Before it was using @sprintf (see the commented code).

fmt = "%.8f"
open(file_path1,"w") do f
  for irow in 1:size(df)[1]
    for icol in 1:size(df)[2]
      if typeof(df[irow,icol]) == Float64
        #write(f, @sprintf "%0.8f" df[irow,icol])
        write(f, cfmt(fmt, df[irow,icol]))
      else
        write(f, string(df[irow,icol]))
      end
        write(f, ",")
    end           
  end

The results are not what I expected as the execution time went from

17.255884 seconds

to

423.600634 seconds 

So please let me know if I did something wrong in the above code.

ps With the CSV library it takes just ~2.5 seconds

Rather than @sprintf, which allocates a string that you then write to f, you should do

@printf(f, "%0.8f" df[irow,icol])

to write directly to the stream f.

Similarly, don’t do write(f, string(df[irow,icol])), do

print(f, df[irow,icol])

In general, use print for writing text, and write for raw binary representations.

Also, don’t benchmark in global scope. Put all performance-critical code into a function.

1 Like

Steve,
Thanks for the advice - I implemented the changes you recommended, unfortunately the impact is very low, in the range of a second.
I tried to remove the @printf(f, "%0.8f", ...) and the execution time went down to ~7 seconds! Which is still twice slower than the CSV… and not valid for my BCP job…

Finally,
I ended up changing the data type of the DataFrame to comply the database requirements.
I preprocess the Float64 columns this way:

df[:Test] = map( (x) -> string(round(x; digits=8)) , df[:Test])

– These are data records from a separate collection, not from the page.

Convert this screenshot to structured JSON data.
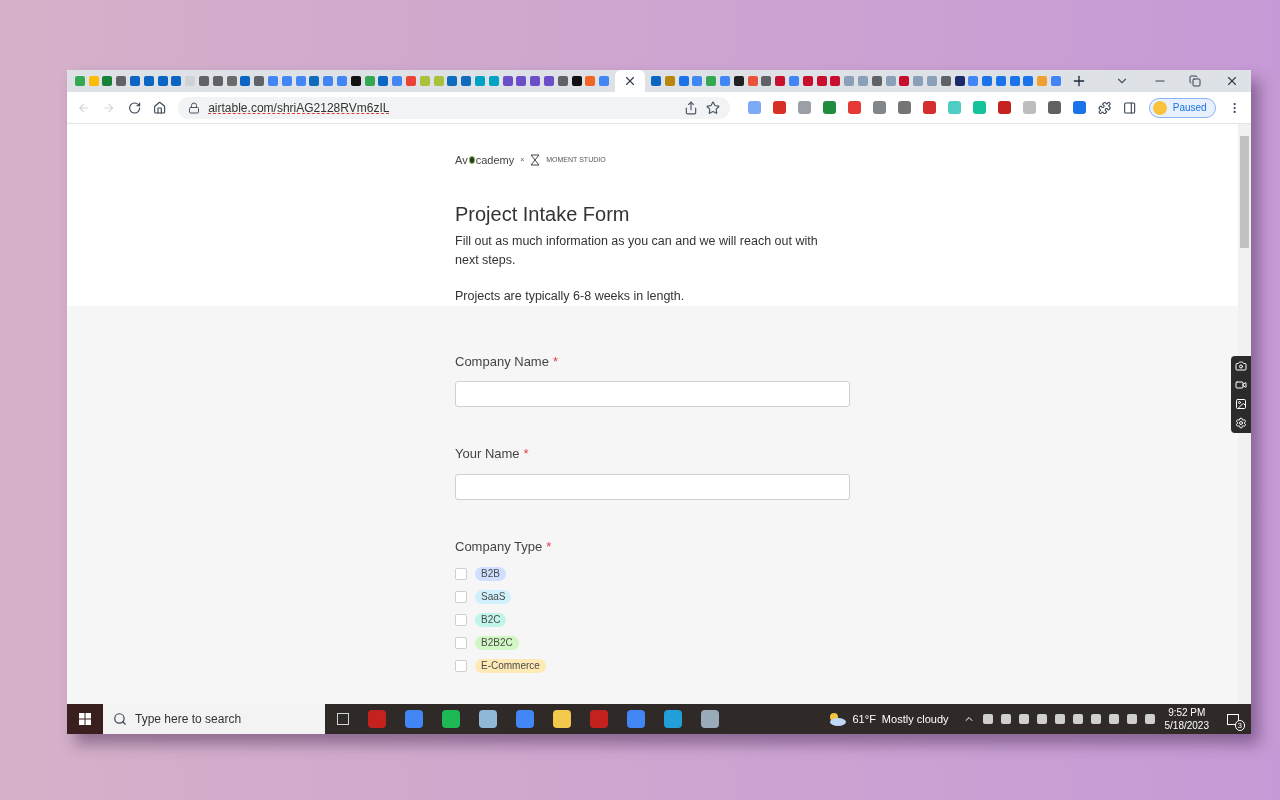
{
  "browser": {
    "tabs": [
      {
        "selected": false
      },
      {
        "selected": false
      },
      {
        "selected": false
      },
      {
        "selected": false
      },
      {
        "selected": false
      },
      {
        "selected": false
      },
      {
        "selected": false
      },
      {
        "selected": false
      },
      {
        "selected": false
      },
      {
        "selected": false
      },
      {
        "selected": false
      },
      {
        "selected": false
      },
      {
        "selected": false
      },
      {
        "selected": false
      },
      {
        "selected": false
      },
      {
        "selected": false
      },
      {
        "selected": false
      },
      {
        "selected": false
      },
      {
        "selected": false
      },
      {
        "selected": false
      },
      {
        "selected": false
      },
      {
        "selected": false
      },
      {
        "selected": false
      },
      {
        "selected": false
      },
      {
        "selected": false
      },
      {
        "selected": false
      },
      {
        "selected": false
      },
      {
        "selected": false
      },
      {
        "selected": false
      },
      {
        "selected": false
      },
      {
        "selected": false
      },
      {
        "selected": false
      },
      {
        "selected": false
      },
      {
        "selected": false
      },
      {
        "selected": false
      },
      {
        "selected": false
      },
      {
        "selected": false
      },
      {
        "selected": false
      },
      {
        "selected": false
      },
      {
        "selected": true
      },
      {
        "selected": false
      },
      {
        "selected": false
      },
      {
        "selected": false
      },
      {
        "selected": false
      },
      {
        "selected": false
      },
      {
        "selected": false
      },
      {
        "selected": false
      },
      {
        "selected": false
      },
      {
        "selected": false
      },
      {
        "selected": false
      },
      {
        "selected": false
      },
      {
        "selected": false
      },
      {
        "selected": false
      },
      {
        "selected": false
      },
      {
        "selected": false
      },
      {
        "selected": false
      },
      {
        "selected": false
      },
      {
        "selected": false
      },
      {
        "selected": false
      },
      {
        "selected": false
      },
      {
        "selected": false
      },
      {
        "selected": false
      },
      {
        "selected": false
      },
      {
        "selected": false
      },
      {
        "selected": false
      },
      {
        "selected": false
      },
      {
        "selected": false
      },
      {
        "selected": false
      },
      {
        "selected": false
      },
      {
        "selected": false
      }
    ],
    "url": "airtable.com/shriAG2128RVm6zIL",
    "profile": "Paused"
  },
  "page": {
    "logo": {
      "start": "Av",
      "end": "cademy"
    },
    "separator": "×",
    "partner": "MOMENT STUDIO",
    "title": "Project Intake Form",
    "paragraphs": [
      "Fill out as much information as you can and we will reach out with next steps.",
      "Projects are typically 6-8 weeks in length."
    ],
    "fields": [
      {
        "kind": "text",
        "label": "Company Name",
        "required_mark": "*"
      },
      {
        "kind": "text",
        "label": "Your Name",
        "required_mark": "*"
      },
      {
        "kind": "checkboxes",
        "label": "Company Type",
        "required_mark": "*",
        "options": [
          {
            "label": "B2B",
            "checked": false,
            "color": "#cfdfff"
          },
          {
            "label": "SaaS",
            "checked": false,
            "color": "#d0f0fd"
          },
          {
            "label": "B2C",
            "checked": false,
            "color": "#c2f5e9"
          },
          {
            "label": "B2B2C",
            "checked": false,
            "color": "#d1f7c4"
          },
          {
            "label": "E-Commerce",
            "checked": false,
            "color": "#ffeab6"
          }
        ]
      }
    ]
  },
  "taskbar": {
    "search_placeholder": "Type here to search",
    "temperature": "61°F",
    "weather": "Mostly cloudy",
    "time": "9:52 PM",
    "date": "5/18/2023",
    "notifications": "3"
  }
}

This way the column contents are already truncated to fit the database DECIMAL(26, 8) data type we have in the database, so the BCP will not complain about the length anymore. The CSV.write() does not provide formatting flexibility, so adapting the input is, at least for now I think, the way to go.

Please shoot if you have a better way to do this!

Thanks

Good question. I haven’t tested in months but now Printf is a lot faster than before! There must have been huge improvements recently.

Here’s my test result:

julia> x = rand(100_000);

julia> foo(x) = open("/tmp/test.csv", "w") do f 
           for v in x
               @printf(f, "%16.8f\n",v)
           end
       end
foo (generic function with 1 method)

julia> goo(x) = open("/tmp/test2.csv", "w") do f 
           fspec = FormatExpr("{:16.8f}")
           for v in x
               printfmtln(f, fspec, v)
           end
       end
goo (generic function with 1 method)

julia> @btime foo($x)
  36.167 ms (11 allocations: 688 bytes)

julia> @btime goo($x)
  52.566 ms (500032 allocations: 9.92 MiB)
1 Like